Discutir de outro modo

O remédio desta carta não consiste em evitar as disputas mas em mudar a sua construção. Três recursos funcionam melhor do que qualquer boa intenção. O primeiro consiste em nomear em voz alta o que se discute exatamente e o que significa terminar, já que boa parte dos choques prolongados carece de definição. O segundo consiste em repetir a posição da outra parte com palavras próprias antes de objetar, o que baixa a temperatura de imediato. O terceiro consiste em separar o assunto da pessoa, ou seja, atacar a proposta e não quem a fez. Nenhum dos três é agradável no momento e os três funcionam. Boa parte dos choques prolongados carece de definição sobre o que significa terminar. Repetir a posição da outra parte antes de objetar baixa a temperatura de imediato. Separa-se além disso o assunto da pessoa, atacando a proposta e não quem a fez.

O que vem depois deste choque

O seis de Espadas segue-se de imediato e mostra uma travessia em barca até uma margem mais tranquila.
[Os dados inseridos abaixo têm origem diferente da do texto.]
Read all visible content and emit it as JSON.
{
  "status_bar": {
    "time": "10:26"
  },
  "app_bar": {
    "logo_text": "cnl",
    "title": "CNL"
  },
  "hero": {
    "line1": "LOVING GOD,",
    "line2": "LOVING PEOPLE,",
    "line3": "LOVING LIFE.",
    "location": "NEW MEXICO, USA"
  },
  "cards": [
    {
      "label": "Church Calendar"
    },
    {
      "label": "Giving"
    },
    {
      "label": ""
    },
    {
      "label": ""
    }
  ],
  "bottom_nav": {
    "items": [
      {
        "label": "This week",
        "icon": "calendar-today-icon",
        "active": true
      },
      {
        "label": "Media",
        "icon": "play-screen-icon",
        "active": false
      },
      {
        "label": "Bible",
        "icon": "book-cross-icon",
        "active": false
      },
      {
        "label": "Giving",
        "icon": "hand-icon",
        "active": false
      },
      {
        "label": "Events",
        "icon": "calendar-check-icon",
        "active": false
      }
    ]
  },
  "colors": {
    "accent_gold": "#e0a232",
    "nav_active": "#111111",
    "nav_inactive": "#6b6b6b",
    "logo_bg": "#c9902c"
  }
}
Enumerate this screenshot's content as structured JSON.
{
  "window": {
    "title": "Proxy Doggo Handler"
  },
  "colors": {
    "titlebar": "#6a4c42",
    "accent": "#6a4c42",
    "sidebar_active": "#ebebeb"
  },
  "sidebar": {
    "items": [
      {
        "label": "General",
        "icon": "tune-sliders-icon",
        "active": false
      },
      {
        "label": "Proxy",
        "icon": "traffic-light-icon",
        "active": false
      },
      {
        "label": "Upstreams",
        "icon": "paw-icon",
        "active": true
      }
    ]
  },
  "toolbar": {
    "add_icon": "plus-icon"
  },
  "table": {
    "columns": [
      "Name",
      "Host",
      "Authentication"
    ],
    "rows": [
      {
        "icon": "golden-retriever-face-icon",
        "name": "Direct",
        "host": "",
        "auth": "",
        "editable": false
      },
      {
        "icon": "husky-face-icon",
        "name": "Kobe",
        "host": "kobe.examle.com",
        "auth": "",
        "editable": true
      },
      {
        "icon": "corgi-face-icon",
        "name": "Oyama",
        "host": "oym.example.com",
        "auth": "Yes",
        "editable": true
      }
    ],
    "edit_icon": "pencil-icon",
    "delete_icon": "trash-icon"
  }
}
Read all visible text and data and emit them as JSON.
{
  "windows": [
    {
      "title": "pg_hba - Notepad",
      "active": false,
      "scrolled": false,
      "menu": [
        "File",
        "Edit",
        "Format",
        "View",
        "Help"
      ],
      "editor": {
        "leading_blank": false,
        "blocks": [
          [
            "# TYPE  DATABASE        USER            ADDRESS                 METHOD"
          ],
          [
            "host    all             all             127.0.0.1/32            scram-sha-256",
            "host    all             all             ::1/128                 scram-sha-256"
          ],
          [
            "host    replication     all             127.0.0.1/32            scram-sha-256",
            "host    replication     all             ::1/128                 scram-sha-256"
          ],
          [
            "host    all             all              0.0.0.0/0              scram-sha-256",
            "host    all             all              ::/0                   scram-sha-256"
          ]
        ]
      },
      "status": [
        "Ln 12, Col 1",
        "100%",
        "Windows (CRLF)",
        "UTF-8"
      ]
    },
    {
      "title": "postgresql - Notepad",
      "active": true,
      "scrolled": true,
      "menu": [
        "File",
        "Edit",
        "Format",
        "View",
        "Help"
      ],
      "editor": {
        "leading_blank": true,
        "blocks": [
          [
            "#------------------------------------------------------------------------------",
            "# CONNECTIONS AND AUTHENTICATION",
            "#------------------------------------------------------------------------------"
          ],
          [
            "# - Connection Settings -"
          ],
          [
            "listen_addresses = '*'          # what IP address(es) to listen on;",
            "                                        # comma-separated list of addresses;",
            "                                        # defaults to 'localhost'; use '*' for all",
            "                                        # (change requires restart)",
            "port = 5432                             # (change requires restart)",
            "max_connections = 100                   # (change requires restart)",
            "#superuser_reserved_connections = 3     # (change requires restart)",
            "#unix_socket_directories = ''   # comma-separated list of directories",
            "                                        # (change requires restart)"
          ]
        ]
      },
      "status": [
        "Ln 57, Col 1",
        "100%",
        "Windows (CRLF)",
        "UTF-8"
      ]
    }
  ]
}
Essa ordem responde exatamente à pergunta que esta carta deixa: depois de semelhante desfecho não vem outra disputa mas uma partida. Isso significa que o estado atual não é estável e que alguma coisa haverá de mover-se. A quem venceu, o passo seguinte é a reparação; a quem se afasta, é a travessia. O estado atual não é estável, e alguma coisa haverá de mover-se. As duas espadas deixadas no chão ficam ali. Nem sequer todo o vencido se recolhe. As duas espadas deixadas no chão ficam ali, e nem sequer todo o vencido se recolhe. A quem venceu, o passo seguinte é a reparação; a quem se afasta, é a travessia.